Belum selesai duka dan rehabilitasi yang dilakukan setelah gempa bumi menimpa Lombok, Nusa Tenggara Barat (NTB), terjadi lagi gempa bumi yang disusul tsunami di Palu, Sulawesi Tengah. Dengan wilayah terparah menimpa Donggala, gempa bumi ini memiliki kekuatan 7.4 Skala Richter (SR). Namun sayangnya, tsunami yang terjadi sempat tidak terdeteksi oleh Badan Meteorologi, Klimatologi, dan Geofisika (BMKG).
Adalah buoy, sistem pelampung yang diletakkan di tengah laut guna mendeteksi gelombang pasang dan tsunami. Buoy ini semestinya menjadi opsi teknologi pendeteksi dini tercepat atas peluang terjadinya tsunami di wilayah-wilayah Indonesia. Sayangnya, 22 buoy yang terdapat di seluruh perairan Indonesia rusak semua. Itulah sebabnya tsunami kemarin tidak terdeteksi lebih awal.
Buoy yang ada di Indonesia sendiri merupakan hasil hibah dari negara lain, seperti Jerman yang memberikan 10 unit sepaket dengan German Indonesian Tsunami Early Warning System (GITEWS) yang berharga Rp 610 miliar. Selain Jerman, Amerika Serikat juga turut menyumbangkan 3 unit buoy bernama sistem Deep Ocean Assessment and Reporting Tsunamis (DART).
Menurut Kepala Pusat Data dan Informasi Badan Penanggulangan Nasional (BNPB), Sutopo Purwo Nugroho, seharusnya buoy ada di tiap wilayah perairan Indonesia mengingat gunanya yang sangat penting untuk memberikan peringatan dini terhadap tsunami.
“Buoy tsunami tidak ada lagi di Indonesia, padahal itu diperlukan untuk memastikan tsunami sebagai sistem peringatan dini,” ujar Sutopo di Jakarta, Minggu (30/09) dilansir dari BBC.com.
Kerusakan buoy ini juga menggaanggu kinerja BMKG. Kepala Pusat Gempa dan Tsunami BMKG, Rahmat Triyono, menyebutkan bahwa setelah buoy rusak pendeteksian tsunami hanya dilakukan menggunakan perangkat lunak, dengan sistem berhitungan kedalaman dan besaran magnitude gempa.
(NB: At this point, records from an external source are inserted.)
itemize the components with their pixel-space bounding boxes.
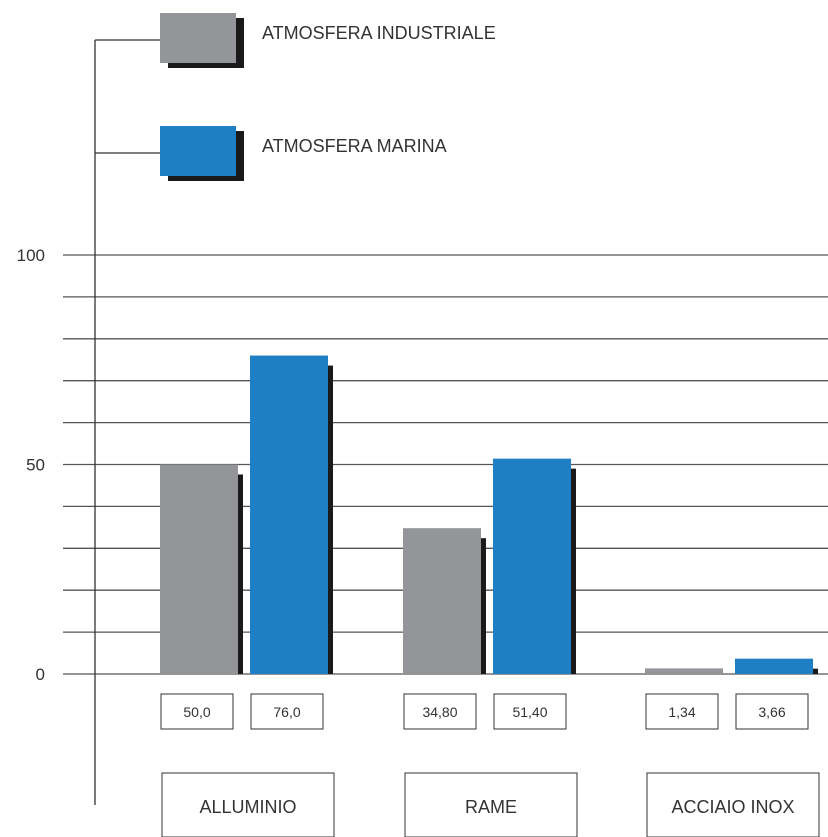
bar (160, 464, 238, 674)
value-label: 1,34 (668, 704, 695, 720)
value-label: 50,0 (183, 704, 210, 720)
y-tick-label: 50 (26, 456, 45, 475)
category-label: ALLUMINIO (199, 797, 296, 817)
y-tick-label: 0 (36, 665, 45, 684)
category-label-box (646, 772, 820, 837)
bar (735, 658, 813, 674)
legend-swatch (160, 13, 236, 63)
value-label-box (250, 693, 324, 730)
bar (403, 528, 481, 674)
value-label: 51,40 (512, 704, 547, 720)
bar (493, 458, 571, 674)
value-label-box (645, 693, 719, 730)
bar (645, 668, 723, 674)
legend-label: ATMOSFERA INDUSTRIALE (262, 23, 496, 43)
y-tick-label: 100 (17, 246, 45, 265)
category-label: RAME (465, 797, 517, 817)
category-label: ACCIAIO INOX (671, 797, 794, 817)
value-label-box (160, 693, 234, 730)
category-label-box (404, 772, 578, 837)
value-label: 76,0 (273, 704, 300, 720)
value-label-box (493, 693, 567, 730)
value-label-box (403, 693, 477, 730)
value-label: 3,66 (758, 704, 785, 720)
bar (250, 355, 328, 674)
category-label-box (161, 772, 335, 837)
value-label: 34,80 (422, 704, 457, 720)
legend-label: ATMOSFERA MARINA (262, 136, 447, 156)
legend-swatch (160, 126, 236, 176)
value-label-box (735, 693, 809, 730)
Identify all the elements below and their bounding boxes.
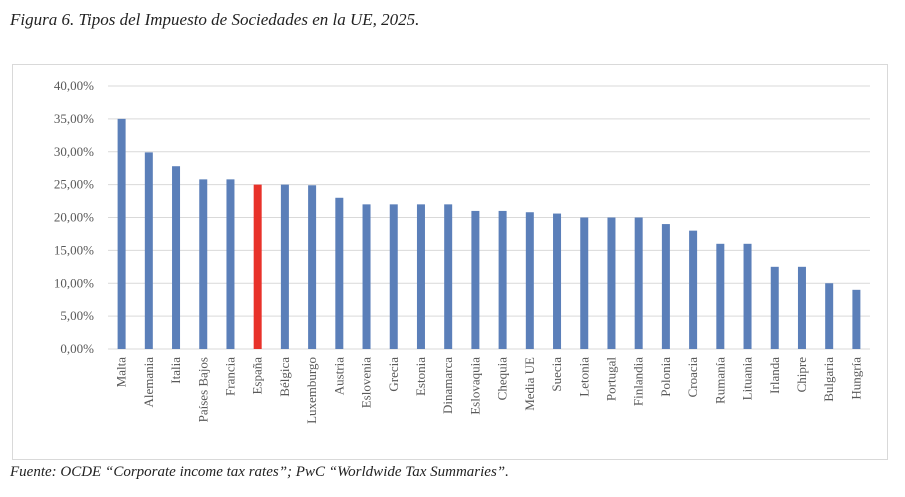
bar-chequia [498, 210, 507, 349]
bar-finlandia [634, 217, 643, 349]
y-tick-label: 5,00% [60, 308, 94, 323]
y-tick-label: 10,00% [54, 275, 94, 290]
x-tick-label: Lituania [740, 357, 755, 401]
x-tick-label: Chequia [495, 357, 510, 401]
bar-bulgaria [825, 283, 834, 349]
x-tick-label: Polonia [658, 357, 673, 397]
bar-francia [226, 179, 235, 349]
x-tick-label: Suecia [549, 357, 564, 392]
bar-suecia [553, 213, 562, 349]
bar-rumanía [716, 243, 725, 349]
bar-eslovenia [362, 204, 371, 349]
x-tick-label: Rumanía [712, 357, 727, 404]
x-tick-label: Media UE [522, 357, 537, 411]
x-tick-label: Malta [114, 357, 129, 388]
y-tick-label: 15,00% [54, 242, 94, 257]
x-tick-label: Luxemburgo [304, 357, 319, 424]
bar-portugal [607, 217, 616, 349]
bar-bélgica [280, 184, 289, 349]
x-tick-label: Italia [168, 357, 183, 384]
bar-dinamarca [444, 204, 453, 349]
bar-polonia [661, 224, 670, 349]
x-tick-label: Bulgaria [821, 357, 836, 402]
bar-alemania [144, 152, 153, 349]
bar-chipre [797, 266, 806, 349]
x-tick-label: Austria [331, 357, 346, 396]
x-tick-label: Irlanda [767, 357, 782, 394]
x-tick-label: Eslovaquia [467, 357, 482, 415]
x-tick-label: Hungría [848, 357, 863, 400]
bar-hungría [852, 289, 861, 349]
y-tick-label: 30,00% [54, 144, 94, 159]
bar-luxemburgo [308, 185, 317, 349]
bar-austria [335, 197, 344, 349]
bar-letonia [580, 217, 589, 349]
x-tick-label: Países Bajos [195, 357, 210, 422]
bar-estonia [416, 204, 425, 349]
bar-media-ue [525, 212, 534, 349]
x-tick-label: Francia [222, 357, 237, 396]
bar-irlanda [770, 266, 779, 349]
figure-title: Figura 6. Tipos del Impuesto de Sociedad… [10, 10, 420, 29]
x-tick-label: Portugal [603, 357, 618, 401]
x-tick-label: Bélgica [277, 357, 292, 397]
bar-malta [117, 118, 126, 349]
x-tick-label: España [250, 357, 265, 395]
x-tick-label: Croacia [685, 357, 700, 398]
x-tick-label: Dinamarca [440, 357, 455, 414]
bar-croacia [689, 230, 698, 349]
y-tick-label: 20,00% [54, 210, 94, 225]
x-tick-label: Eslovenia [359, 357, 374, 408]
x-tick-label: Finlandia [631, 357, 646, 406]
bar-eslovaquia [471, 210, 480, 349]
source-note: Fuente: OCDE “Corporate income tax rates… [10, 464, 509, 480]
bar-españa [253, 184, 262, 349]
y-tick-label: 0,00% [60, 341, 94, 356]
bar-lituania [743, 243, 752, 349]
bar-países-bajos [199, 179, 208, 349]
x-tick-label: Estonia [413, 357, 428, 396]
x-tick-label: Letonia [576, 357, 591, 397]
y-tick-label: 25,00% [54, 177, 94, 192]
bar-grecia [389, 204, 398, 349]
x-tick-label: Alemania [141, 357, 156, 408]
bar-italia [172, 166, 181, 349]
y-tick-label: 35,00% [54, 111, 94, 126]
chart-frame [12, 64, 888, 460]
x-tick-label: Chipre [794, 357, 809, 393]
y-tick-label: 40,00% [54, 78, 94, 93]
x-tick-label: Grecia [386, 357, 401, 392]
Padahal dulunya skenario pendeteksian ini dimulai dengan data yang didapat dari buoy untuk dilanjutkan analisanya oleh BMKG. Alhasil, Rahmat melanjutkan, saat ini BMKG tidak dapat bekerja dengan maksimal dan mengakibatkan deteksinya tidak selalu akurat.
Baca juga: 5 Info Penting dari Perkembangan Gempa Palu
Ternyata, menurut BNPB, salah satu penyebab kerusakan buoy tersebut dikarenakan anggaran perawatan yang minim. Padalah potensi bencana di Indonesia termasuk tinggi dan meningkat dari tahun ke tahun. Akibatnya, kegiatan sosialisasi terhadap peringatan dini tsunami dan perawatan buoy pun sulit dilakukan.
“Ini berpengaruh terhadap upaya navigasi kepada masyarakat, bagaimana kita bersosialisasi dan melakukan pengurangan risiko bencana. Memang peringatan dini dan sebagainya jadi terbatas karena anggarannya yang memang terus berkurang,” jelas Sutopo dilansir dari Tirto.id.
Untuk itu, diperlukan tambahan anggaran jika harus membeli alat deteksi tsunami berteknologi tinggi ini. Padahal untuk saat ini saja, anggaran yang dimiliki BMKG hanya untuk pemeliharaan 70 sensor gempa dari total 170 alat yang ada di Indonesia. Jadi sekarang masalahnya, haruskah hal seperti ini terus terjadi atau memang harus diadakan penambahan anggaran?